FD is a chronic and highly prevalent GI disorder that imposes a large amount of healthcare cost on patients. Therefore, many studies are ongoing to identify therapeutic agents for FD. Prokinetics are known to be helpful for relieving the symptoms of FD. However, their application is very limited due to several factors including ineffectiveness and potentially fatal side effects. As the demands of more safe and effective medications for FD increased, several herbal medicines have been evaluated for their potential use. GC7101 is an extract of LF which is a widely prescribed herbal medicine in China. However, the pharmacological effects of LF on GI motor function have not been studied yet. There was one report that application of the Chinese herbal recipe composed of multiple plants and roots including LF could effectively promote postoperative recovery of GI motility.12 For the first time, we showed that GC7101 has effects on GI motor function assessed by gastric antral contraction and GI transit. It implies that GC7101 is a potential candidate to treat FD with delayed gastric emptying. GI transit and gastric antral contraction are well established models to assess prokinetic effects. Atropine has inhibitory effects on GI motility by acting as a competitive antagonist of the acetylcholine receptors. Dopamine and GR 113808 also delay GI motility through dopamine receptors and antagonism of 5-HT4-receptors, respectively. Dopamine decreases motility of the GI tract, whereas dopamine antagonists increase peristaltic contraction of the esophageal muscles and improve GI motor activity.13 Selective 5-HT4 receptor agonists has been shown to enhance gastric accommodation and accelerate gastric emptying and GI transit.14 GC7101 could restore the delayed GI transit caused by atropine, dopamine, or GR113808. The increased contraction by GC7101 was inhibited by atropine, dopamine, or GR113808. Taken together, GC7101 enhances GI motor function by acting on cholinergic, antidopaminergic, and serotonergic mechanisms. These results showed that GC7101 could enhance GI motility both in normal or abnormal conditions and identify a possible novel therapeutic agent of FD.
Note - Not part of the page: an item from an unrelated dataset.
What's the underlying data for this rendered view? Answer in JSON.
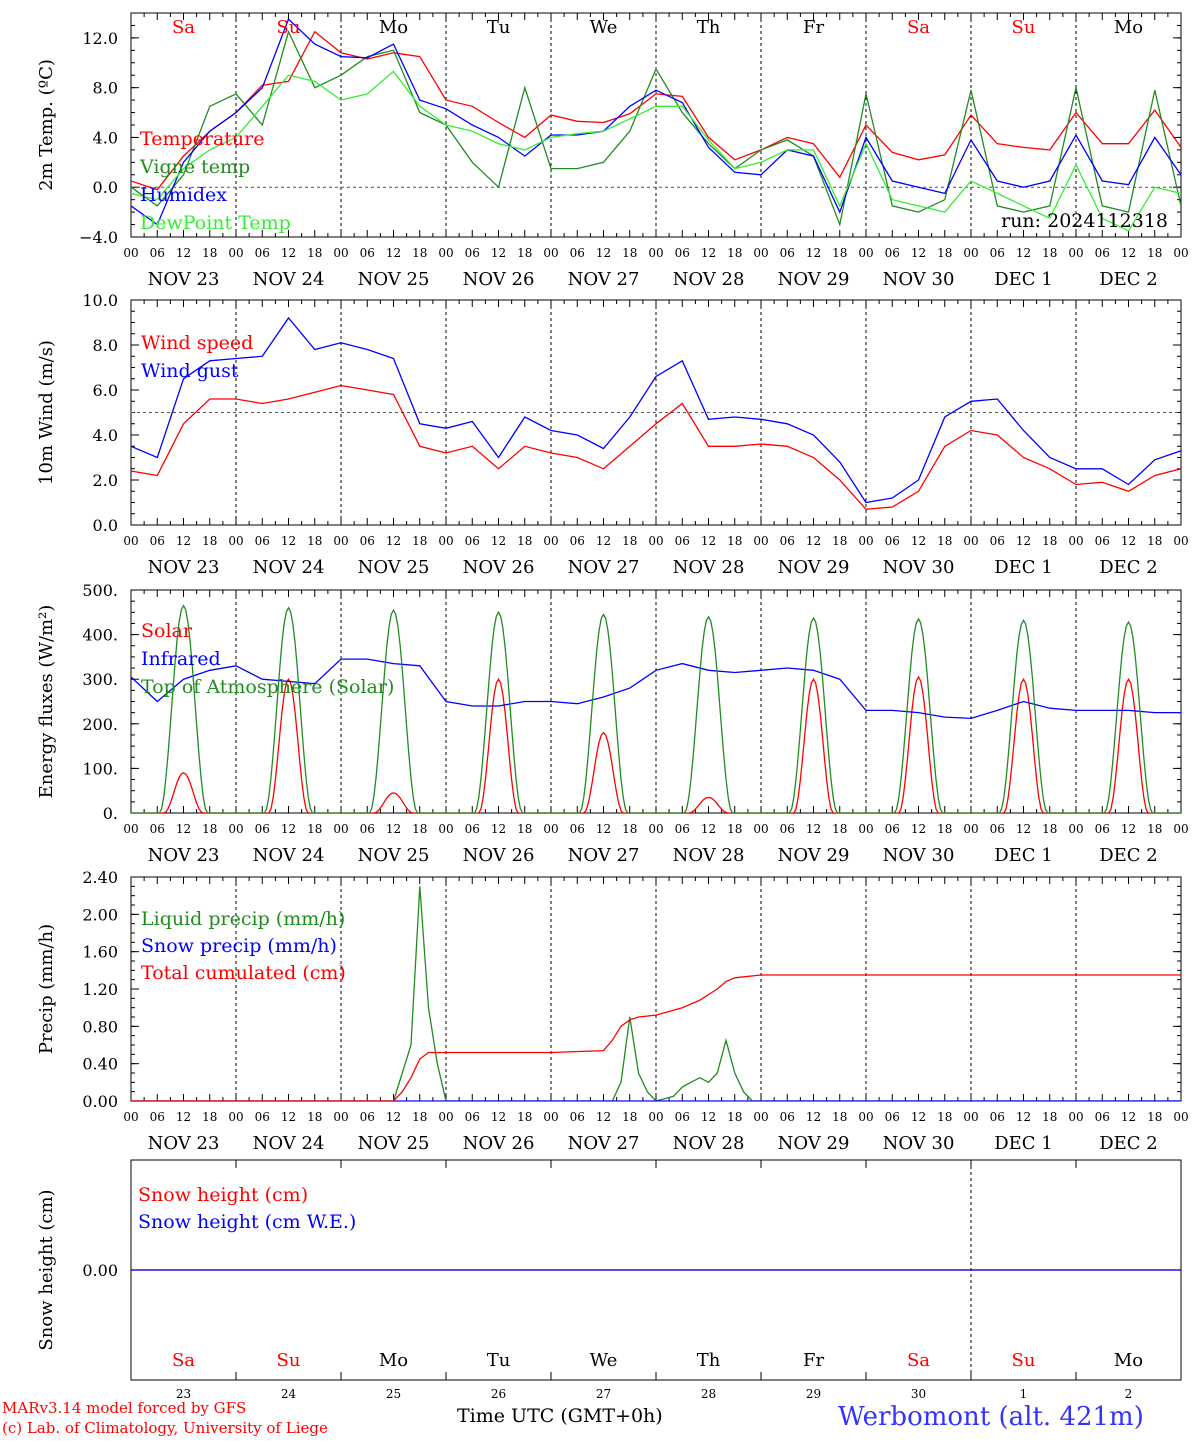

In conclusion, GC7101 which is an extract from LF, exerts a gastric prokinetic effect in guinea pigs through multiple mechanisms including cholinergic, antidopaminergic and serotonergic mechanism. Further studies are definitely warranted to prove the therapeutic use of GC7101 in FD through highly qualified and controlled clinical trials.